Chiude la porta e si precipita tremante in cerca di aiuto. É disperata e non si rende conto che gli uomini sono armati e nessuno può fare niente. Nemmeno lo zio della ragazza, un uomo di cinquant’anni che la stava aspettando inerme mentre la stuprano in fila. Dopodiché, scrive lei “lo zio e altri uomini andarono a sollevarla, la fecero salire sul taxi e partirono verso la frontiera”.
Verso Agua Prieta, la città fantasma, un cimitero di case rovinate, alberghi fatiscenti, porte e pareti bucati da proiettili. Dopo una notte a El Gira Sole, alle 5 del pomeriggio sono pronti per partire. In diciassette: otto donne e nove uomini. Si sono incontrati fuori città, in un punto preciso del deserto, tra alcuni cespugli dove li stava aspettando il secondo coyote, un ragazzino di diciassette anni, nativo di Guanajuato. Camminando in gruppo per tutta la notte devono arrivare al confine a mezzanotte in punto. Hanno solo 10 minuti di tempo per varcare quattro recinti di ferro. Due da una parte e due dall’altra i 10 minuti preziosi del cambio della pattuglia. Da quel momento: “stava per cominciare la mia titanica traversata dei deserti di Sonora – Arizona”, scriverà lei.
* * *
Il 27 ottobre del 2003, in una casa umile di Comapa nel dipartimento Jutiapa di Guatemala, alle 5 in punto di mattina suona l’ultima sveglia guatemalteca per Ilka Olivieri Corado. Il suo alito sa di chicha, due litri consumati con la madre una sera prima. Loro due da sole. Una ha brindato alla vita, l’altra ai ricordi. In Guatemala, la chilipuca è un fagiolo grande e nero . Dalle altre parti si chiama anche piloy .
Quando nacque, vedendola uscire di traverso , nera e avvolta di una patina bianca , la sua bisnonna materna, disse la frase profetica : “To’ questa chilipuca è nata fortunata”.

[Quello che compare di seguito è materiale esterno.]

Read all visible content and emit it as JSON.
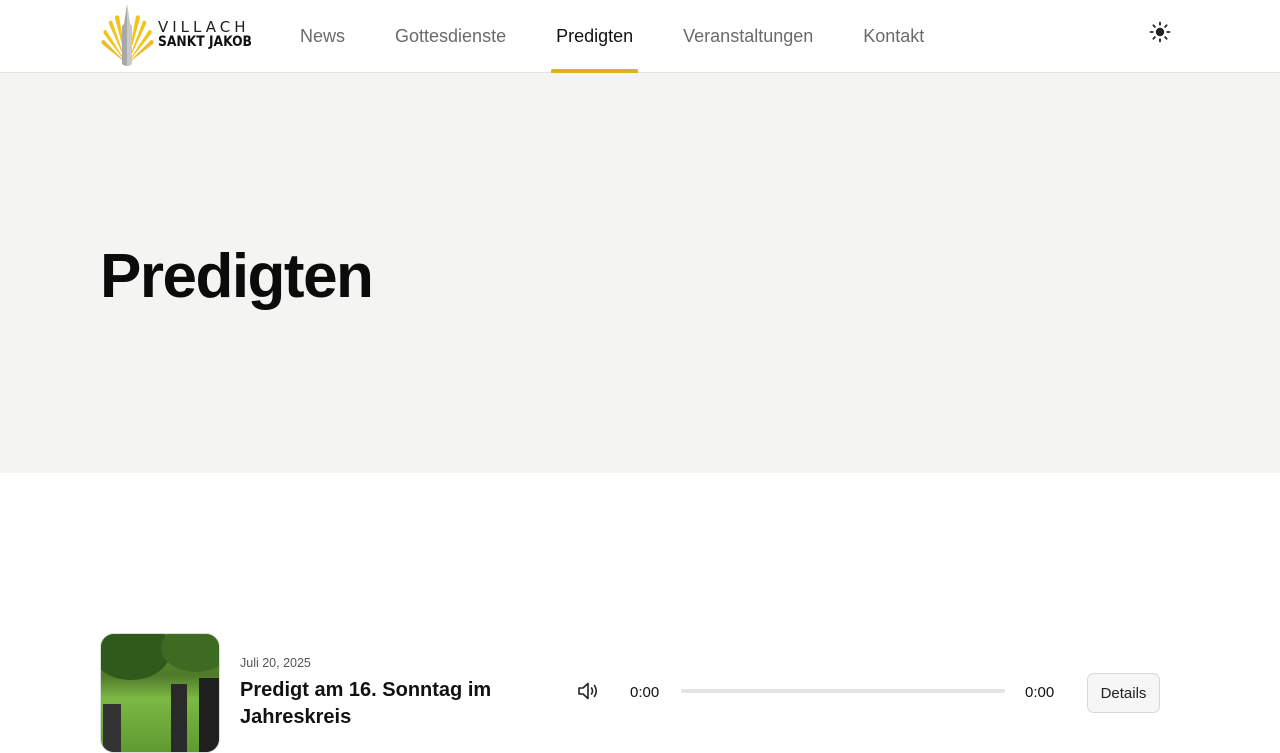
{
  "header": {
    "logo": {
      "line1": "VILLACH",
      "line2": "SANKT JAKOB"
    },
    "nav": [
      {
        "label": "News",
        "active": false
      },
      {
        "label": "Gottesdienste",
        "active": false
      },
      {
        "label": "Predigten",
        "active": true
      },
      {
        "label": "Veranstaltungen",
        "active": false
      },
      {
        "label": "Kontakt",
        "active": false
      }
    ],
    "theme_toggle_icon": "sun-icon"
  },
  "hero": {
    "title": "Predigten"
  },
  "sermons": [
    {
      "date": "Juli 20, 2025",
      "title": "Predigt am 16. Sonntag im Jahreskreis",
      "thumbnail_icon": "garden-photo",
      "player": {
        "current_time": "0:00",
        "duration": "0:00",
        "progress": 0,
        "volume_icon": "speaker-icon"
      },
      "details_label": "Details"
    }
  ],
  "colors": {
    "accent": "#e0b21a",
    "hero_bg": "#f4f4f2",
    "text": "#111111"
  }
}
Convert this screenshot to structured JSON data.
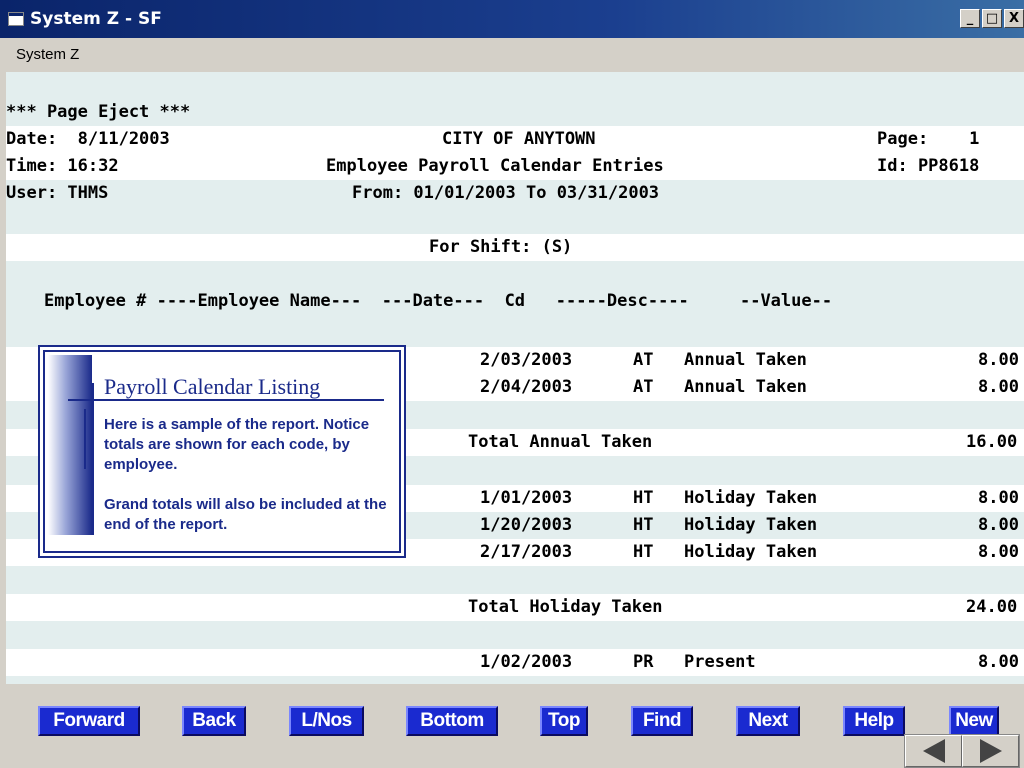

In Guatemala “quando le vacche e le giumente partoriscono, se il piccolo è avvolto da una patina bianca, porta fortuna”. Ė per questo che la chiamarono la Chilipuca fortunata.
Quell’alba guatemalteca per lei potrebbe essere l’ultima. Non riesce a smettere di pensare ai tramonti d’ottobre, il garofano rosso di doña Joana, la vasca di plastica fuori in giardino con l’acqua scaldata al sole in cui faceva i bagnetti ai suoi fratellini. La nebbia delle mattine d’agosto, il padre mentre tesse la sua rete da pesca. La doña Tibia, i suoi bagni purificatori con l’acqua di sette erbe e il suo fumarsi un sigaro. Un dono per il dio Maximon, colui che protegge il raccolto dei contadini e la donna amata dalla tentazione di un altro uomo. Ma sa che non può fare niente, perderà tanto e tutto cambierà. Il destino della sua gente, l’amore e il viso della fame, il mondo:
“Qui era una valle, ora si leva un monte. Là era un monte, ora c’è un abisso. Il mare pietrificato si trasformò in montagna e i lampi si cristallizzarono in laghi. Sopravvivere a tutti i mutamenti è il tuo destino. Non v’è fretta né bisogno. Gli uomini non finiscono”
(Miguel Angel Asturias, Sabituria Indigena)
Mentre si avvia verso la strada, Ilka Olivero Corado inizia così il suo calvario :
“Chiudo il cancello del giardino e guardo per l’ultima volta le malva rosa di colore violaceo, le stelle di natale fiorite e le pietre vulcaniche portate dalla laguna di Calderas. Salgo in macchina e mi dirigo verso l’aeroporto”.